Minister of National Defense of Francoist Spain
- In office 31 January 1938 – 9 August 1939
- Caudillo: Francisco Franco
- Prime Minister: Francisco Franco
- Preceded by: Indalecio Prieto (as Minister of National Defense of the Spanish Republic)
- Succeeded by: Position abolished (spilt on Army, Navy and Air Force)

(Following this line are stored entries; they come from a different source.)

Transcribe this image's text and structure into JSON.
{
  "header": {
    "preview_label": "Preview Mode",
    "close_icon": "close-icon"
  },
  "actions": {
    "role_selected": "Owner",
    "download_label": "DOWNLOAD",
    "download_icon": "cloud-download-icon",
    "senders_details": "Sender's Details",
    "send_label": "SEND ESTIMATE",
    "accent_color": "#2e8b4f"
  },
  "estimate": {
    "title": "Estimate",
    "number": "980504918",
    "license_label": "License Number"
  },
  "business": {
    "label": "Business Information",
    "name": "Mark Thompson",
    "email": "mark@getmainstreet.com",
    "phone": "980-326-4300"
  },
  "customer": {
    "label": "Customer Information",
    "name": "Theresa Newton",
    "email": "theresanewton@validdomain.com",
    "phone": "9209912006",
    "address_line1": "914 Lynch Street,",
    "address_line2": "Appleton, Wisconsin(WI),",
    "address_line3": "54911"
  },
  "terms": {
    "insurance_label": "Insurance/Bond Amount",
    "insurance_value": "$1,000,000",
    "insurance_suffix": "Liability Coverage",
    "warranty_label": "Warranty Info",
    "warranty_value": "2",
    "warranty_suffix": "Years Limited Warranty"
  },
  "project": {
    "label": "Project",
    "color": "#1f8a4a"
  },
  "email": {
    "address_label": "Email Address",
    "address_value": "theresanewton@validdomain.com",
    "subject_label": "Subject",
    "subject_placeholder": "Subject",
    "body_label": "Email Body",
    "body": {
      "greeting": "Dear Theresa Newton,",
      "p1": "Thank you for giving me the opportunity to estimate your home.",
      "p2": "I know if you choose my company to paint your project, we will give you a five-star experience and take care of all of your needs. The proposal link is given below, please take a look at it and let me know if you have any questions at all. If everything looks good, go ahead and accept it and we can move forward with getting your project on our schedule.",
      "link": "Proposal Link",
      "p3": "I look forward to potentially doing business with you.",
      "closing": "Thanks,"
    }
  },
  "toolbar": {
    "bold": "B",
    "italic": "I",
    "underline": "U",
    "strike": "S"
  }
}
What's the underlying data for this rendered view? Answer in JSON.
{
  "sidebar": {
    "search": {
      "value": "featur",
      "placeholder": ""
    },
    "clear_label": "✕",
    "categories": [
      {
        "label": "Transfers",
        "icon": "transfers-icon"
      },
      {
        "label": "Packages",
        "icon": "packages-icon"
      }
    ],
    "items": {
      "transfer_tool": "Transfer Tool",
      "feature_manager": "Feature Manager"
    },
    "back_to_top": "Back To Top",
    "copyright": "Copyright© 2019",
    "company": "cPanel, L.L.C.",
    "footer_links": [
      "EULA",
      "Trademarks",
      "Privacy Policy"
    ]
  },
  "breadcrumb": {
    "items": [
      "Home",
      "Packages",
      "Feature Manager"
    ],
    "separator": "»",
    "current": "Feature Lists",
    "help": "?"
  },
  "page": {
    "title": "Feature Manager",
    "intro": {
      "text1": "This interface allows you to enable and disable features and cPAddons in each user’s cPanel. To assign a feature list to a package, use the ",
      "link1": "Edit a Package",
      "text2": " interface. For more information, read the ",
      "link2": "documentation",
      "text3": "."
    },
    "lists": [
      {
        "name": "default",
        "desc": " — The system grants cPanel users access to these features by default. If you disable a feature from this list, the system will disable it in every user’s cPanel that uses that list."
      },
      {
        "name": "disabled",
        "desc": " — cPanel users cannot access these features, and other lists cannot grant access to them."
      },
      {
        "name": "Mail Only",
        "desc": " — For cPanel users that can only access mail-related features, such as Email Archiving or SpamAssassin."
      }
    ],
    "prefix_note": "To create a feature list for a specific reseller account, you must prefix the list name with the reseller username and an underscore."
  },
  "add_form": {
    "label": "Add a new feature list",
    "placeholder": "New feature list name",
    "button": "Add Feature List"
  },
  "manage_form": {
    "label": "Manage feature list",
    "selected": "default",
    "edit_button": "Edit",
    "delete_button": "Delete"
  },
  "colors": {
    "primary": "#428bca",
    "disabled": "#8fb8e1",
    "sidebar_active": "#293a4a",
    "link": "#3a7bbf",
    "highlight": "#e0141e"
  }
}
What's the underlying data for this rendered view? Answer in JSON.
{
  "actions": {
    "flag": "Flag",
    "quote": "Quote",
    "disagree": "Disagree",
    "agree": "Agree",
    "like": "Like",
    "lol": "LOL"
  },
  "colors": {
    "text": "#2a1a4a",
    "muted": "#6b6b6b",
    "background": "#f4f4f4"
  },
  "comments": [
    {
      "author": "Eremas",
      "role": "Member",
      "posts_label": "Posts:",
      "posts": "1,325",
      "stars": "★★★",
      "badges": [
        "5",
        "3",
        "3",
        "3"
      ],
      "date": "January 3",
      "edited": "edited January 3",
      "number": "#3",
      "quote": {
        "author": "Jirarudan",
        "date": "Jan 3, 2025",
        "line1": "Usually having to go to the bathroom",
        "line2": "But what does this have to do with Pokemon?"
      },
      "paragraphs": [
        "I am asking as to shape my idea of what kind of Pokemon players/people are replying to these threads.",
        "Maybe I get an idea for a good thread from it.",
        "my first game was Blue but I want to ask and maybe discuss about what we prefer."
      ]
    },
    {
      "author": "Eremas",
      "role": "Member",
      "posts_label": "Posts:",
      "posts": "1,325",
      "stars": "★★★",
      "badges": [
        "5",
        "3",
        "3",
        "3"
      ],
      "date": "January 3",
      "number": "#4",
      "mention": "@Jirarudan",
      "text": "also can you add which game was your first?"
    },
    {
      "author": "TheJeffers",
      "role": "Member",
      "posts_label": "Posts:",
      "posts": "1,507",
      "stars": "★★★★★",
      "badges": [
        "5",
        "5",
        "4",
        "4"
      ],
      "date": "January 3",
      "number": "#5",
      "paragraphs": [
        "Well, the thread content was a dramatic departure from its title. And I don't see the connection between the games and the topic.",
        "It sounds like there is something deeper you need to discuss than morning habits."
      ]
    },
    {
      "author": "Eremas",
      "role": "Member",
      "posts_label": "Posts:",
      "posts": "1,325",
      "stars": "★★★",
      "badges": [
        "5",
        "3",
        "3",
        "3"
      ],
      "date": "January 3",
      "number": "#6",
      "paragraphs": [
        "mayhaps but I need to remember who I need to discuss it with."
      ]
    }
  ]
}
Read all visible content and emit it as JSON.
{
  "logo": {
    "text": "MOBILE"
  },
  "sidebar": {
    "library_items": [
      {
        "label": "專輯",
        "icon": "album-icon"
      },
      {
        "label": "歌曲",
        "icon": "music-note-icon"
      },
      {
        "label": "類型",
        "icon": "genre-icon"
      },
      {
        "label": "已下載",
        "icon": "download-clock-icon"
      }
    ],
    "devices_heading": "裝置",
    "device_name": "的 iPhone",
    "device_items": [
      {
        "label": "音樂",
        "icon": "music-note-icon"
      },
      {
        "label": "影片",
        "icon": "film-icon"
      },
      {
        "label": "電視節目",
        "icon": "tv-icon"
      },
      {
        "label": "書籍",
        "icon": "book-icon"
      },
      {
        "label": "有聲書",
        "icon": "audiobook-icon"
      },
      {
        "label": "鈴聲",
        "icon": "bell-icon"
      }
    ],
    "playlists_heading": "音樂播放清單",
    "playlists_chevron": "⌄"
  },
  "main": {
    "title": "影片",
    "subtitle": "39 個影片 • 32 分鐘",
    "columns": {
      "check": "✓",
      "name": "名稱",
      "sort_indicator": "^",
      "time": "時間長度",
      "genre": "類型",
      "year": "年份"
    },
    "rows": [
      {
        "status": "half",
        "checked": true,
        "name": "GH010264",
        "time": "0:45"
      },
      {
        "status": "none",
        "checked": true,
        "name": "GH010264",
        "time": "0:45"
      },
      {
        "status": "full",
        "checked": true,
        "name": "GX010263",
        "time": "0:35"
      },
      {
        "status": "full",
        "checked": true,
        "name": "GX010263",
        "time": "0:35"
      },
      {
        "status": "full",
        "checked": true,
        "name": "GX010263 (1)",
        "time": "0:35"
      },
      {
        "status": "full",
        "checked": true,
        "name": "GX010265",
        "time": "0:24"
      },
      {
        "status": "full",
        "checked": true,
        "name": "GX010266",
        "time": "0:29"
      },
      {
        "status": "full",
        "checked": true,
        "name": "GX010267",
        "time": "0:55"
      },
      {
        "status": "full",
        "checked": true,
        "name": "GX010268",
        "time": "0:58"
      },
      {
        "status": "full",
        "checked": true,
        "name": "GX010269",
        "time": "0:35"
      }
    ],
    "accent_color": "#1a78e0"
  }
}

Minister of the Army of Spain
- In office 20 July 1945 – 19 July 1951
- Caudillo: Francisco Franco
- Prime Minister: Francisco Franco
- Preceded by: Carlos Asensio Cabanillas
- Succeeded by: Agustín Muñoz Grandes

Chief of Staff of the Army of Francoist Spain
- In office 2 October 1936 – 30 September 1939
- Caudillo: Francisco Franco
- Prime Minister: Francisco Franco
- Minister of National Defense: Himself
- Preceded by: Toribio Martínez Cabrera (as Chief of Staff of the Army of Spanish Republic)
- Succeeded by: Carlos Martínez de Campos y Serrano

Chief of the Defence High Command of Spain
- In office 5 May 1941 – 20 July 1945
- Generalísimo: Francisco Franco
- Prime Minister: Francisco Franco
- Preceded by: Francisco Martín-Moreno
- Succeeded by: Luis Orgaz Yoldi

Personal details
- Born: Fidel Dávila Arrondo Gil y Arija 24 April 1878 Barcelona, Kingdom of Spain
- Died: 22 March 1962 (aged 83) Madrid, Francoist Spain (now Spain)
- Party: Falange
- Profession: Military

= Fidel Dávila Arrondo =

Spanish Army officer (1878–1962)

Fidel Dávila Arrondo, 1st Marquess of Dávila (24 April 1878 – 22 March 1962) was a Spanish Army officer during the Spanish Civil War.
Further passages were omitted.